Empezó a notar los efectos antes incluso de acostarse, y justo en el momento de apoyar la cabeza en la almohada cayó en un profundo letargo.

Durmió, y soñó sueños nunca antes soñados por ningún otro ser humano. Se le abrieron las puertas a un mundo extraordinario y desconocido, sin límites, sin conciencia de espacio o de tiempo, donde todo el conocimiento presente pasado y futuro estaba a su alcance, donde la paz y la felicidad se respiraban junto con el aire, y donde por fin, ¡por fin!, pudo descansar.

Pero se despertó agotado. El sueño profundo de más de ocho horas lo había dejado más cansado aún de lo que estaba al acostarse, pero le esperaba otro largo día, así que, casi arrastrándose, salió de la cama dispuesto a cumplir con sus obligaciones.

Día tras día el ciclo se repetía. Las dos cucharadas de su preparado le proporcionaban la entrada a un universo fantástico y omnisciente, pero el despertar se hacía cada vez más duro. No sólo se sentía cada día más cansado, sino que notaba que su cuerpo iba perdiendo su vigor. Se notaba envejecer, física y mentalmente. Le costaba concentrarse, sus manos temblorosas empezaban a ser un peligro en el quirófano, y una sensación de desvanecimiento lo acompañaba en todo momento.

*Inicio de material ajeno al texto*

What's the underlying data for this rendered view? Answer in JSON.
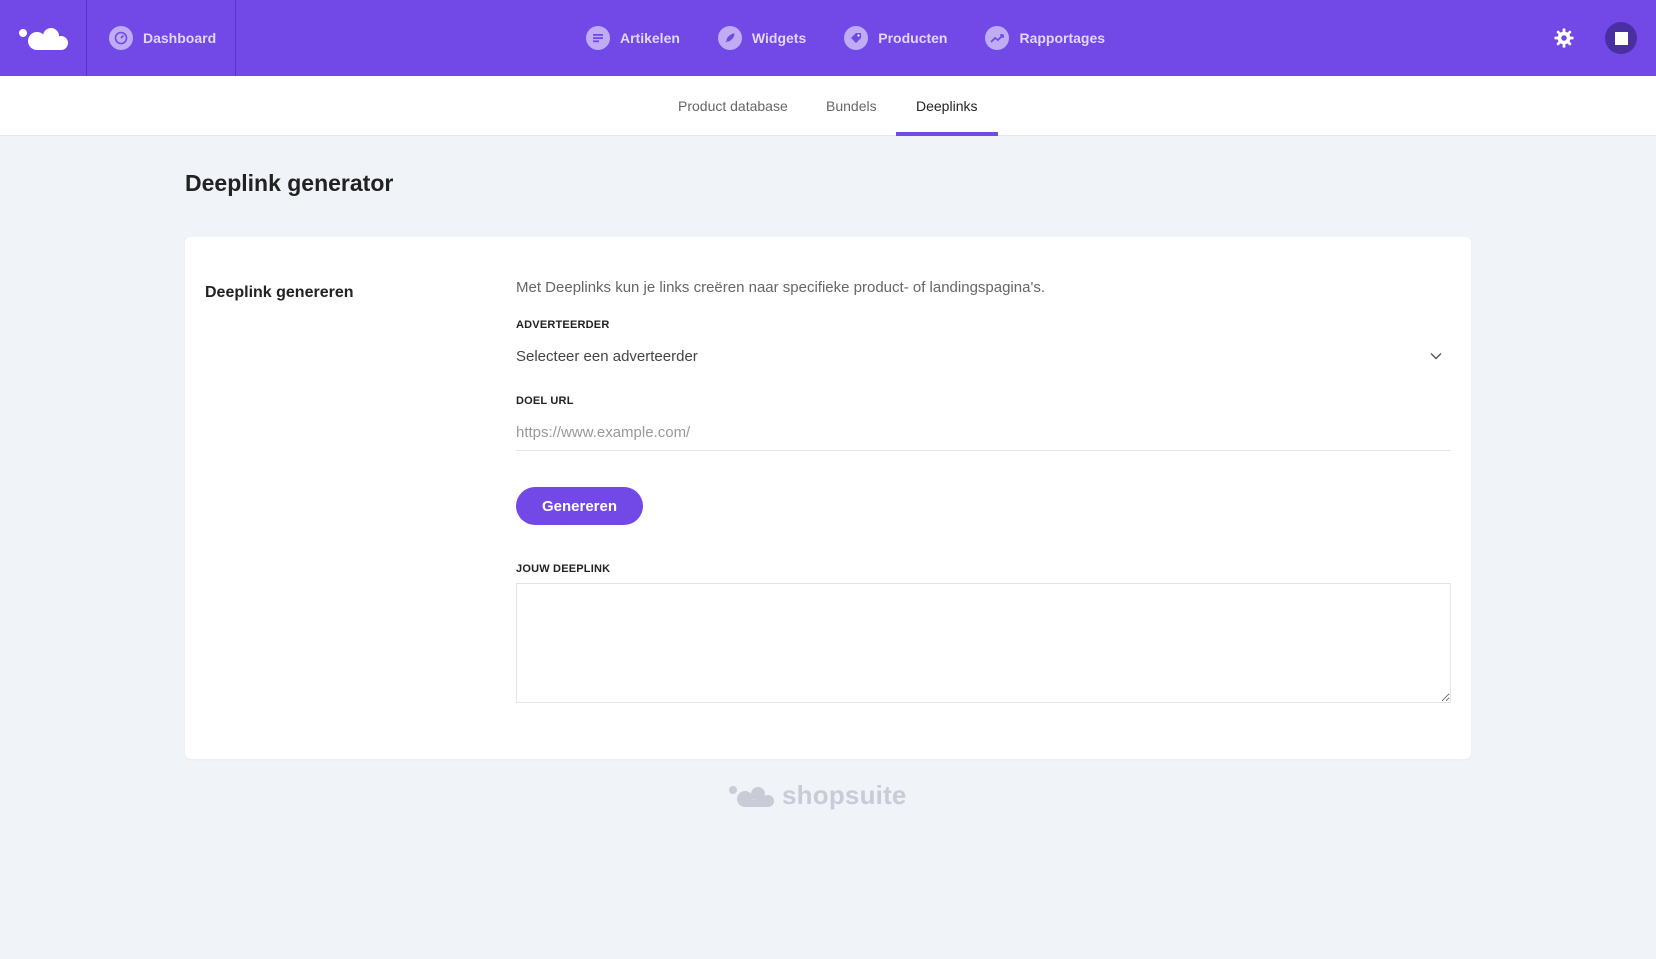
{
  "topbar": {
    "dashboard_label": "Dashboard",
    "nav": [
      {
        "label": "Artikelen",
        "icon": "list-icon"
      },
      {
        "label": "Widgets",
        "icon": "rocket-icon"
      },
      {
        "label": "Producten",
        "icon": "tag-icon"
      },
      {
        "label": "Rapportages",
        "icon": "trend-icon"
      }
    ],
    "accent": "#7248e6"
  },
  "subnav": {
    "tabs": [
      {
        "label": "Product database"
      },
      {
        "label": "Bundels"
      },
      {
        "label": "Deeplinks"
      }
    ],
    "active": "Deeplinks"
  },
  "page": {
    "title": "Deeplink generator"
  },
  "form": {
    "section_label": "Deeplink genereren",
    "intro": "Met Deeplinks kun je links creëren naar specifieke product- of landingspagina's.",
    "advertiser_label": "ADVERTEERDER",
    "advertiser_value": "Selecteer een adverteerder",
    "url_label": "DOEL URL",
    "url_placeholder": "https://www.example.com/",
    "button_label": "Genereren",
    "deeplink_label": "JOUW DEEPLINK"
  },
  "footer": {
    "brand": "shopsuite"
  }
}
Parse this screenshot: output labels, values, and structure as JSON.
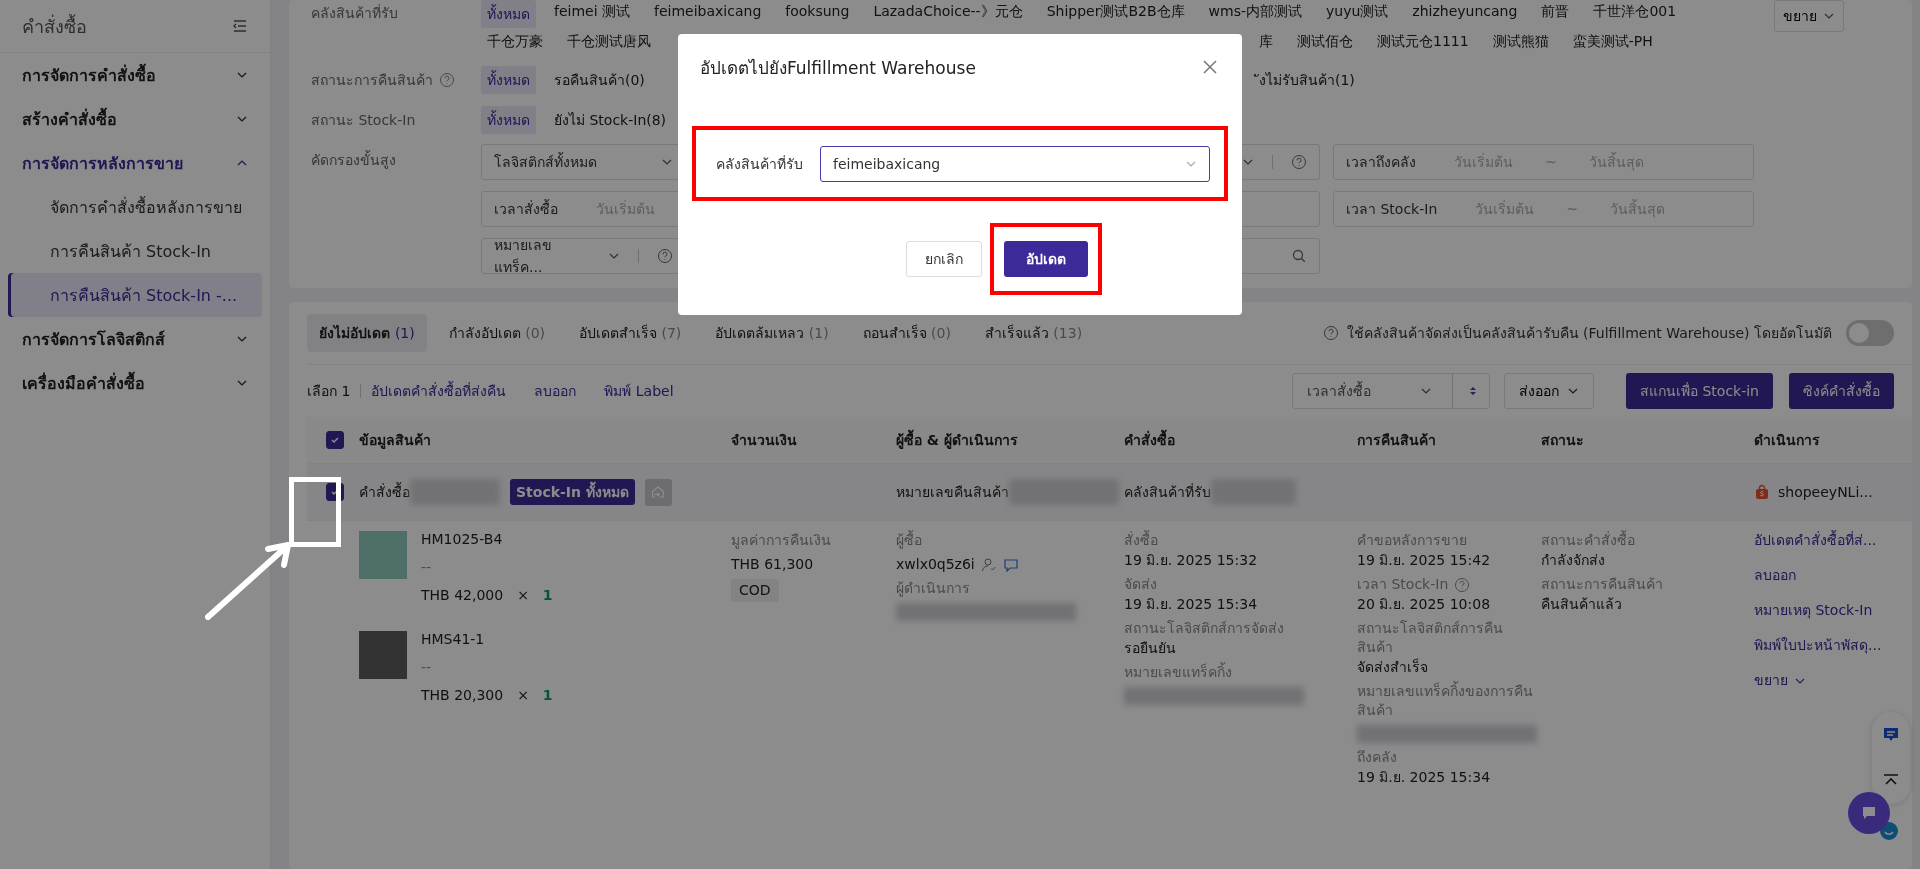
{
  "sidebar": {
    "title": "คำสั่งซื้อ",
    "groups": [
      {
        "label": "การจัดการคำสั่งซื้อ",
        "active": false,
        "expanded": false
      },
      {
        "label": "สร้างคำสั่งซื้อ",
        "active": false,
        "expanded": false
      },
      {
        "label": "การจัดการหลังการขาย",
        "active": true,
        "expanded": true,
        "children": [
          {
            "label": "จัดการคำสั่งซื้อหลังการขาย",
            "selected": false
          },
          {
            "label": "การคืนสินค้า Stock-In",
            "selected": false
          },
          {
            "label": "การคืนสินค้า Stock-In -...",
            "selected": true
          }
        ]
      },
      {
        "label": "การจัดการโลจิสติกส์",
        "active": false,
        "expanded": false
      },
      {
        "label": "เครื่องมือคำสั่งซื้อ",
        "active": false,
        "expanded": false
      }
    ]
  },
  "filters": [
    {
      "label": "คลังสินค้าที่รับ",
      "expand_button": "ขยาย",
      "lines": [
        {
          "options": [
            {
              "label": "ทั้งหมด",
              "selected": true
            },
            {
              "label": "feimei 测试",
              "selected": false
            },
            {
              "label": "feimeibaxicang",
              "selected": false
            },
            {
              "label": "fooksung",
              "selected": false
            },
            {
              "label": "LazadaChoice--》元仓",
              "selected": false
            },
            {
              "label": "Shipper测试B2B仓库",
              "selected": false
            },
            {
              "label": "wms-内部测试",
              "selected": false
            },
            {
              "label": "yuyu测试",
              "selected": false
            },
            {
              "label": "zhizheyuncang",
              "selected": false
            },
            {
              "label": "前晋",
              "selected": false
            },
            {
              "label": "千世洋仓001",
              "selected": false
            }
          ]
        },
        {
          "options": [
            {
              "label": "千仓万豪",
              "selected": false
            },
            {
              "label": "千仓测试唐风",
              "selected": false
            }
          ],
          "more_options": [
            {
              "label": "库",
              "selected": false
            },
            {
              "label": "测试佰仓",
              "selected": false
            },
            {
              "label": "测试元仓1111",
              "selected": false
            },
            {
              "label": "测试熊猫",
              "selected": false
            },
            {
              "label": "蛮美测试-PH",
              "selected": false
            }
          ]
        }
      ]
    },
    {
      "label": "สถานะการคืนสินค้า",
      "help": true,
      "lines": [
        {
          "options": [
            {
              "label": "ทั้งหมด",
              "selected": true
            },
            {
              "label": "รอคืนสินค้า(0)",
              "selected": false
            }
          ],
          "more_options": [
            {
              "label": "ังไม่รับสินค้า(1)",
              "selected": false
            }
          ]
        }
      ]
    },
    {
      "label": "สถานะ Stock-In",
      "lines": [
        {
          "options": [
            {
              "label": "ทั้งหมด",
              "selected": true
            },
            {
              "label": "ยังไม่ Stock-In(8)",
              "selected": false
            }
          ]
        }
      ]
    }
  ],
  "advanced": {
    "label": "คัดกรองขั้นสูง",
    "controls": [
      {
        "kind": "select",
        "value": "โลจิสติกส์ทั้งหมด"
      },
      {
        "kind": "select",
        "help": true
      },
      {
        "kind": "date-range",
        "label": "เวลาถึงคลัง",
        "start": "วันเริ่มต้น",
        "separator": "~",
        "end": "วันสิ้นสุด"
      },
      {
        "kind": "date-start",
        "label": "เวลาสั่งซื้อ",
        "start": "วันเริ่มต้น"
      },
      {
        "kind": "date-range",
        "label": "เวลา Stock-In",
        "start": "วันเริ่มต้น",
        "separator": "~",
        "end": "วันสิ้นสุด"
      },
      {
        "kind": "select",
        "value": "หมายเลขแทร็ค...",
        "help": true
      },
      {
        "kind": "search"
      }
    ]
  },
  "tabs": [
    {
      "label": "ยังไม่อัปเดต",
      "count": "(1)",
      "selected": true
    },
    {
      "label": "กำลังอัปเดต",
      "count": "(0)",
      "selected": false
    },
    {
      "label": "อัปเดตสำเร็จ",
      "count": "(7)",
      "selected": false
    },
    {
      "label": "อัปเดตล้มเหลว",
      "count": "(1)",
      "selected": false
    },
    {
      "label": "ถอนสำเร็จ",
      "count": "(0)",
      "selected": false
    },
    {
      "label": "สำเร็จแล้ว",
      "count": "(13)",
      "selected": false
    }
  ],
  "auto_setting": {
    "text": "ใช้คลังสินค้าจัดส่งเป็นคลังสินค้ารับคืน (Fulfillment Warehouse) โดยอัตโนมัติ",
    "on": false
  },
  "toolbar": {
    "selection": "เลือก 1",
    "links": [
      "อัปเดตคำสั่งซื้อที่ส่งคืน",
      "ลบออก",
      "พิมพ์ Label"
    ],
    "sort": "เวลาสั่งซื้อ",
    "export": "ส่งออก",
    "buttons": [
      "สแกนเพื่อ Stock-in",
      "ซิงค์คำสั่งซื้อ"
    ]
  },
  "table": {
    "all_checked": true,
    "columns": [
      "ข้อมูลสินค้า",
      "จำนวนเงิน",
      "ผู้ซื้อ & ผู้ดำเนินการ",
      "คำสั่งซื้อ",
      "การคืนสินค้า",
      "สถานะ",
      "ดำเนินการ"
    ],
    "orders": [
      {
        "checked": true,
        "order_label": "คำสั่งซื้อ",
        "badge": "Stock-In ทั้งหมด",
        "return_label": "หมายเลขคืนสินค้า",
        "warehouse_label": "คลังสินค้าที่รับ",
        "shop": "shopeeyNLi...",
        "items": [
          {
            "sku": "HM1025-B4",
            "variant": "--",
            "price": "THB 42,000",
            "times": "×",
            "qty": "1"
          },
          {
            "sku": "HMS41-1",
            "variant": "--",
            "price": "THB 20,300",
            "times": "×",
            "qty": "1"
          }
        ],
        "amount": {
          "label": "มูลค่าการคืนเงิน",
          "value": "THB 61,300",
          "tag": "COD"
        },
        "buyer": {
          "label": "ผู้ซื้อ",
          "name": "xwlx0q5z6i",
          "operator_label": "ผู้ดำเนินการ"
        },
        "order_info": [
          {
            "label": "สั่งซื้อ",
            "value": "19 มิ.ย. 2025 15:32"
          },
          {
            "label": "จัดส่ง",
            "value": "19 มิ.ย. 2025 15:34"
          },
          {
            "label": "สถานะโลจิสติกส์การจัดส่ง",
            "value": "รอยืนยัน"
          },
          {
            "label": "หมายเลขแทร็คกิ้ง"
          }
        ],
        "return_info": [
          {
            "label": "คำขอหลังการขาย",
            "value": "19 มิ.ย. 2025 15:42"
          },
          {
            "label": "เวลา Stock-In",
            "value": "20 มิ.ย. 2025 10:08",
            "help": true
          },
          {
            "label": "สถานะโลจิสติกส์การคืนสินค้า",
            "value": "จัดส่งสำเร็จ"
          },
          {
            "label": "หมายเลขแทร็คกิ้งของการคืนสินค้า"
          },
          {
            "label": "ถึงคลัง",
            "value": "19 มิ.ย. 2025 15:34"
          }
        ],
        "status_info": [
          {
            "label": "สถานะคำสั่งซื้อ",
            "value": "กำลังจักส่ง"
          },
          {
            "label": "สถานะการคืนสินค้า",
            "value": "คืนสินค้าแล้ว"
          }
        ],
        "actions": [
          "อัปเดตคำสั่งซื้อที่ส่...",
          "ลบออก",
          "หมายเหตุ Stock-In",
          "พิมพ์ใบปะหน้าพัสดุ..."
        ],
        "more": "ขยาย"
      }
    ]
  },
  "dialog": {
    "title": "อัปเดตไปยังFulfillment Warehouse",
    "field_label": "คลังสินค้าที่รับ",
    "value": "feimeibaxicang",
    "cancel": "ยกเลิก",
    "confirm": "อัปเดต"
  }
}
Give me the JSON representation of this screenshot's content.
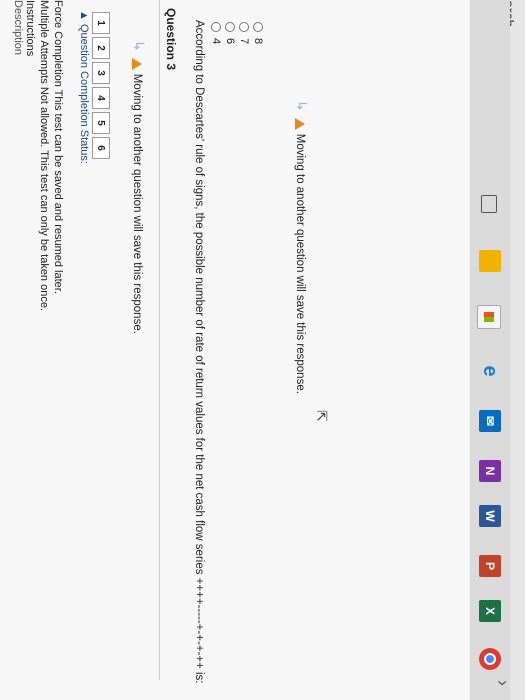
{
  "search": {
    "text": "arch"
  },
  "header": {
    "description": "Description",
    "instructions": "Instructions",
    "multiple_attempts": "Multiple Attempts  Not allowed. This test can only be taken once.",
    "force_completion": "Force Completion  This test can be saved and resumed later."
  },
  "completion": {
    "title": "Question Completion Status:",
    "numbers": [
      "1",
      "2",
      "3",
      "4",
      "5",
      "6"
    ]
  },
  "notices": {
    "moving_save_1": "Moving to another question will save this response.",
    "moving_save_2": "Moving to another question will save this response."
  },
  "question": {
    "label": "Question 3",
    "text": "According to Descartes' rule of signs, the possible number of rate of return values for the net cash flow series ++++-----+-+-+-++ is:",
    "options": [
      "4",
      "6",
      "7",
      "8"
    ]
  },
  "taskbar": {
    "icons": [
      "task-view-icon",
      "file-explorer-icon",
      "store-icon",
      "edge-icon",
      "mail-icon",
      "onenote-icon",
      "word-icon",
      "powerpoint-icon",
      "excel-icon",
      "chrome-icon"
    ],
    "colors": {
      "explorer": "#f0b400",
      "store": "#1e7fd2",
      "edge": "#1e7fd2",
      "mail": "#0b6bbf",
      "onenote": "#7b2fa3",
      "word": "#2b5797",
      "powerpoint": "#c0442a",
      "excel": "#1e7145",
      "chrome": "#de3b2f"
    }
  }
}
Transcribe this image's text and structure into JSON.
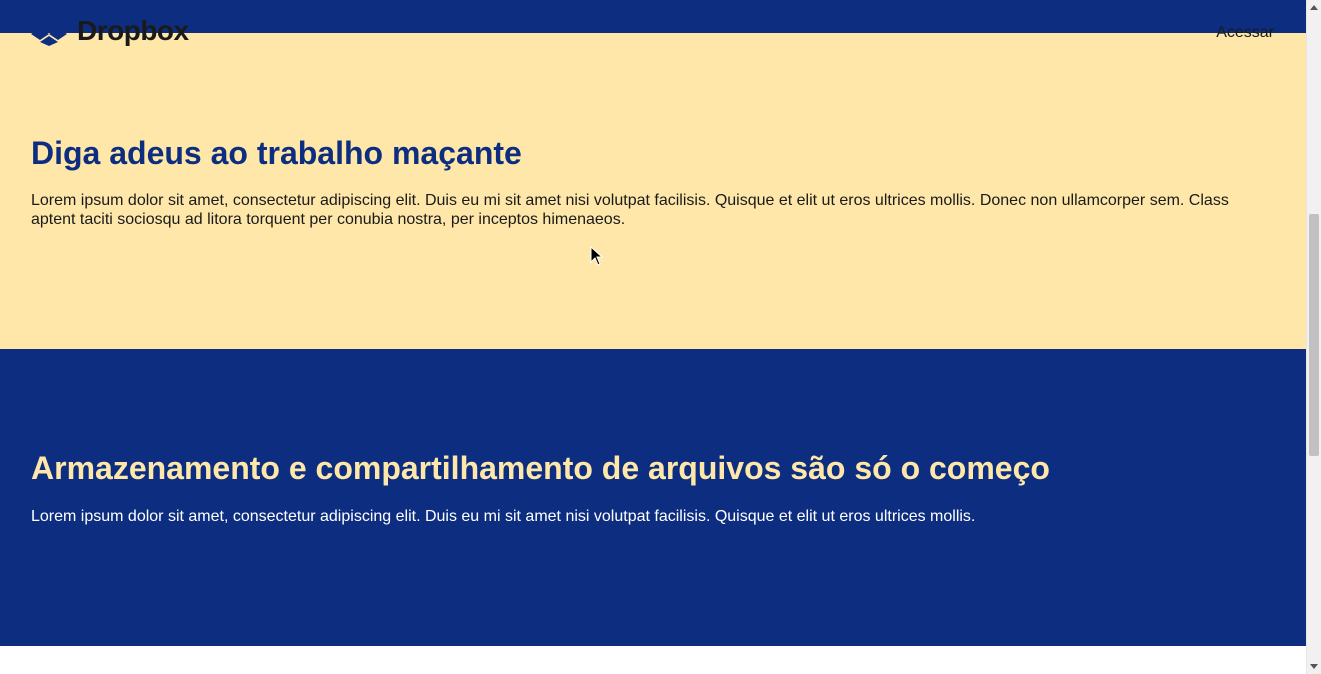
{
  "header": {
    "brand": "Dropbox",
    "login_label": "Acessar",
    "logo_icon": "dropbox-logo-icon"
  },
  "sections": [
    {
      "title": "Diga adeus ao trabalho maçante",
      "text": "Lorem ipsum dolor sit amet, consectetur adipiscing elit. Duis eu mi sit amet nisi volutpat facilisis. Quisque et elit ut eros ultrices mollis. Donec non ullamcorper sem. Class aptent taciti sociosqu ad litora torquent per conubia nostra, per inceptos himenaeos."
    },
    {
      "title": "Armazenamento e compartilhamento de arquivos são só o começo",
      "text": "Lorem ipsum dolor sit amet, consectetur adipiscing elit. Duis eu mi sit amet nisi volutpat facilisis. Quisque et elit ut eros ultrices mollis."
    }
  ],
  "colors": {
    "brand_blue": "#0d2e80",
    "cream": "#fee7a9",
    "text_dark": "#1a1a1a",
    "white": "#ffffff"
  }
}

Un día, al mirarse en el espejo para afeitarse, se encontró con la imagen de un hombre casi translúcido, su cuerpo iba perdiendo materia, consistencia, como si las células que lo formasen hubieran decidido, poco a poco y de una en una, abandonarlo.

Hasta que, por fin, llegó lo inevitable. Ya nadie reconocía su presencia, se había vuelto invisible para el mundo y para sí mismo. Desaparecía su cuerpo, su conciencia se disolvía y su consciencia lo abandonaba. Los últimos vestigios de humanidad que le quedaban le mostraron la salida, o, mirándolo de otro modo, la entrada. Se terminó todo el preparado y rebañó con gusto el frasco. Con cada cucharada lo poco que ya quedaba de sí mismo se iba despidiendo de aquella realidad triste y agotadora, y conforme se iba acercando al umbral de aquel nuevo mundo onírico, un sentimiento de gozo y sosiego lo abrazó y lo condujo a un futuro excepcional e infinito, donde todo era maravilloso y todo era posible.